Three major classes of feature-matching recognition methods can be identified, based on how the search for possible matches between model and image features is performed: (1) correspondence methods consider the space of possible corresponding features; (2) transformation space methods consider the space of possible transformations mapping the model to the image; and (3) hypothesize and test methods consider k-tuples of model and data features. A more detailed treatment of geometrical search methods can be found in Grimson (1990). In addition there are geometrical matching methods which make use of more global shape descriptors, such as entire silhouettes of objects (e.g., Kriegman and Ponce 1990).
Indexing-based approaches to object recognition are based on computing numerical descriptors of an image or portion of an image. These descriptors are then used as keys to index (or hash) into a table of object models. The most effective such methods are based on storing many 2-D views of each object. Such approaches are generally referred to as view-based because they explicitly store images or keys corresponding to each viewpoint from which an object could be seen.
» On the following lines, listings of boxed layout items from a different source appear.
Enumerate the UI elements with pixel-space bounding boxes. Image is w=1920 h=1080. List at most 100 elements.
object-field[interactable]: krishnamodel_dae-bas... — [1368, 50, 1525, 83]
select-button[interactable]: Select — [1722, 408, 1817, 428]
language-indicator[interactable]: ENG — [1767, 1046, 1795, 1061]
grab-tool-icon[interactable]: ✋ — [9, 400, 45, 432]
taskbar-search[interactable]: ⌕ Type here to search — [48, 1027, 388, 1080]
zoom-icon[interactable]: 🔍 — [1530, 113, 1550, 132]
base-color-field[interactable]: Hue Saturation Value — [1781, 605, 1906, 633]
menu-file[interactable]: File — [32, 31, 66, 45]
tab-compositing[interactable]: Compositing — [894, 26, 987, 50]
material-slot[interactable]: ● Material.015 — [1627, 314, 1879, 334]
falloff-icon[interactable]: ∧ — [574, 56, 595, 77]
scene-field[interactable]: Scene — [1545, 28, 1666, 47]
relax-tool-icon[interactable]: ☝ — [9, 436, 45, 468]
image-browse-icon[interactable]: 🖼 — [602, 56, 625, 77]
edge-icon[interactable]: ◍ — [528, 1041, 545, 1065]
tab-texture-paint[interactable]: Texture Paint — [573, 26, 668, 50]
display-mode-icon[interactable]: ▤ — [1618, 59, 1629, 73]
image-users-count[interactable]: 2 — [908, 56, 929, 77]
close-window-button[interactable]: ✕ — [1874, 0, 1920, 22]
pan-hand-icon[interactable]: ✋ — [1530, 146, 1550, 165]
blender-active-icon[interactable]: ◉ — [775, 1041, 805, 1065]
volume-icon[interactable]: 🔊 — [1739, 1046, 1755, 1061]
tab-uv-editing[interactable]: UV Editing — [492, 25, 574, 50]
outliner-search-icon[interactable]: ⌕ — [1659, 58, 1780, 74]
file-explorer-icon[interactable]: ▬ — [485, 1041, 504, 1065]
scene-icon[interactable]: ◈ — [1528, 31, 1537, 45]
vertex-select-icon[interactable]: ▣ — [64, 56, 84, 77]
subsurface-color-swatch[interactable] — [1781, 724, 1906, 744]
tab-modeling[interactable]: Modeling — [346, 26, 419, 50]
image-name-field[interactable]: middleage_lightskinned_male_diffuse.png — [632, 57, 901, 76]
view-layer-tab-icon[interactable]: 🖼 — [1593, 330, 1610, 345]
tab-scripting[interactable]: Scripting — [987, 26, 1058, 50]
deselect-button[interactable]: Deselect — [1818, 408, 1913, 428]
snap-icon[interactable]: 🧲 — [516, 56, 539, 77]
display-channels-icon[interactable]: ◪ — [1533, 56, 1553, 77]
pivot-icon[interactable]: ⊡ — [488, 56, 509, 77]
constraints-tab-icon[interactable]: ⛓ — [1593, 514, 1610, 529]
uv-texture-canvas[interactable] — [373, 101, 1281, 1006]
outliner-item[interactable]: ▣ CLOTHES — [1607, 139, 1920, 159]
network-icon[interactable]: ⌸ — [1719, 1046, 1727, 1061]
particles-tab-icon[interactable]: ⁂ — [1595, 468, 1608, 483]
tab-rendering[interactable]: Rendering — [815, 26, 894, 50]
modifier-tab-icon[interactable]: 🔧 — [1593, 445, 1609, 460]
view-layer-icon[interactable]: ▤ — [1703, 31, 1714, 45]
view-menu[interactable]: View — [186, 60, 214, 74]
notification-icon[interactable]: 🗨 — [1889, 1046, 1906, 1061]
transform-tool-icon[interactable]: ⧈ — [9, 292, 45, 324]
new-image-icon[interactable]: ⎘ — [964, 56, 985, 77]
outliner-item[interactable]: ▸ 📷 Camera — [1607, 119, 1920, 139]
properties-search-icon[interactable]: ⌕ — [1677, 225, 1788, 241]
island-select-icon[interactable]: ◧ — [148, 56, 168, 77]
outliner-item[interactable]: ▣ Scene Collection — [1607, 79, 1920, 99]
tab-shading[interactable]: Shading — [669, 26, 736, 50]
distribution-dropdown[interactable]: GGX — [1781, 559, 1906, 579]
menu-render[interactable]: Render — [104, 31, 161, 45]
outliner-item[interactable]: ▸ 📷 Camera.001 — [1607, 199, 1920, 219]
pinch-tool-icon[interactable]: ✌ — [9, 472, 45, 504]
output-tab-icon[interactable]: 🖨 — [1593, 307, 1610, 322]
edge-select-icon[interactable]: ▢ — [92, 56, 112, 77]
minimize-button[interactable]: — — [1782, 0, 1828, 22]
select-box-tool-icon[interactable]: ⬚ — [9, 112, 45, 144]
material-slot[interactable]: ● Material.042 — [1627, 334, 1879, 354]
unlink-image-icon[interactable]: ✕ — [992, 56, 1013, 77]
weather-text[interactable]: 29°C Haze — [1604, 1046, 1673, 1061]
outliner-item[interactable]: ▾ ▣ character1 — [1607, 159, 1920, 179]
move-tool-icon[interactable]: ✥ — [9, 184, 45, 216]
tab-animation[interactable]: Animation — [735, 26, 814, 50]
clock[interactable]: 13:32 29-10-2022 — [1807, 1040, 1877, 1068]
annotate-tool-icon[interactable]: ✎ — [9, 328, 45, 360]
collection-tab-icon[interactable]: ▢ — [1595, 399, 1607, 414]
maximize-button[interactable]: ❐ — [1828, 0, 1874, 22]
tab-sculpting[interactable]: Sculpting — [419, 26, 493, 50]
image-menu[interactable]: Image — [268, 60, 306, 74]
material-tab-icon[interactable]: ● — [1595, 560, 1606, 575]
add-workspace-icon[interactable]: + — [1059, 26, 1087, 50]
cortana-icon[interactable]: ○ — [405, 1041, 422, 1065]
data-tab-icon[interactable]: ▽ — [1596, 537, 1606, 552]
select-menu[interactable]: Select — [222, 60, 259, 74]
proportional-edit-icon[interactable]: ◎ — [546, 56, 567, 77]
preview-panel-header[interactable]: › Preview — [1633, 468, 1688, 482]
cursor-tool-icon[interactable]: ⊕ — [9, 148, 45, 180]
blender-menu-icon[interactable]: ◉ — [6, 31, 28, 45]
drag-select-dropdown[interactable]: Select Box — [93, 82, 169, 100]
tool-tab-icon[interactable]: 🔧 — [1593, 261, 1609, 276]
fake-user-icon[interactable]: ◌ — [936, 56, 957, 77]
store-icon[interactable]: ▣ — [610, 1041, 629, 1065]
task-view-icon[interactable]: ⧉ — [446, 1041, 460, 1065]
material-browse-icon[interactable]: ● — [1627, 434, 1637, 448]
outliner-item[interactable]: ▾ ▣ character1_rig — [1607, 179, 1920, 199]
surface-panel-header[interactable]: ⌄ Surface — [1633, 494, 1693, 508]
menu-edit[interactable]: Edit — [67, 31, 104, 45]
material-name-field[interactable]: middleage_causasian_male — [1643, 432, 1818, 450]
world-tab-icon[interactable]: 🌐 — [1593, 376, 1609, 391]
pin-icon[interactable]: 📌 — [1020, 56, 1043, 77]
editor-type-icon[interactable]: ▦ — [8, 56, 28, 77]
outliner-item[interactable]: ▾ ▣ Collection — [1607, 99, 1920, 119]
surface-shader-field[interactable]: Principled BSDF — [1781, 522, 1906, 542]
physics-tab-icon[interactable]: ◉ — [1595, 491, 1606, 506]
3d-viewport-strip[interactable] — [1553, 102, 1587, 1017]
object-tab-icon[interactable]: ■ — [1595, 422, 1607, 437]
Another kind of indexing-based approach to recognition is based on computing invariant descriptions of objects that do not change as the viewpoint changes. The invariant properties of objects are generally geometrical. More information about invariant-based recognition methods can be found in Mundy and Zisserman (1992).
The most successful view-based approaches to object recognition are based on subspace techniques, which use principal components (or eigenvector) analysis to produce keys that form a concise description of a given set of images (e.g., Murase and Nayar, 1995). The main advantage of such methods is that they are useful for tasks in which there is a large database of objects to be searched. The main disadvantage is that in general they do not work well with occlusion or with complex scenes and cluttered backgrounds, because the measure of similarity is sensitive to such variation. A different view-based approach is taken in Huttenlocher, Klanderman, and Rucklidge (1993), which is based on computing distances between point sets using a measure of image similarity based on the Hausdorff distance. This similarity measure is designed to allow for partial occlusion and the presence of background clutter.
Grimson, W. E. L. (1990). Object Recognition by Computer: The Role of Geometric Constraints. Cambridge, MA: MIT Press.
Huttenlocher, D. P., G. A. Klanderman, and W. J. Rucklidge. (1993). Comparing images using the Hausdorff distance. IEEE Transactions on Pattern Analysis and Machine Intelligence 15(9):850-863.
Kriegman, D. J., and J. Ponce. (1990). On recognizing and positioning curved 3-D objects from image contours. IEEE Transactions on Pattern Analysis and Machine Intelligence 12:1127-1137.
Mundy, J. L., and A. Zisserman. (1992). Geometric Invariants in Computer Vision. Cambridge, MA: MIT Press.
Murase, H., and S. K. Nayar. (1995). Visual learning and recognition of 3-D objects from appearance. International Journal of Computer Vision 14:5-24.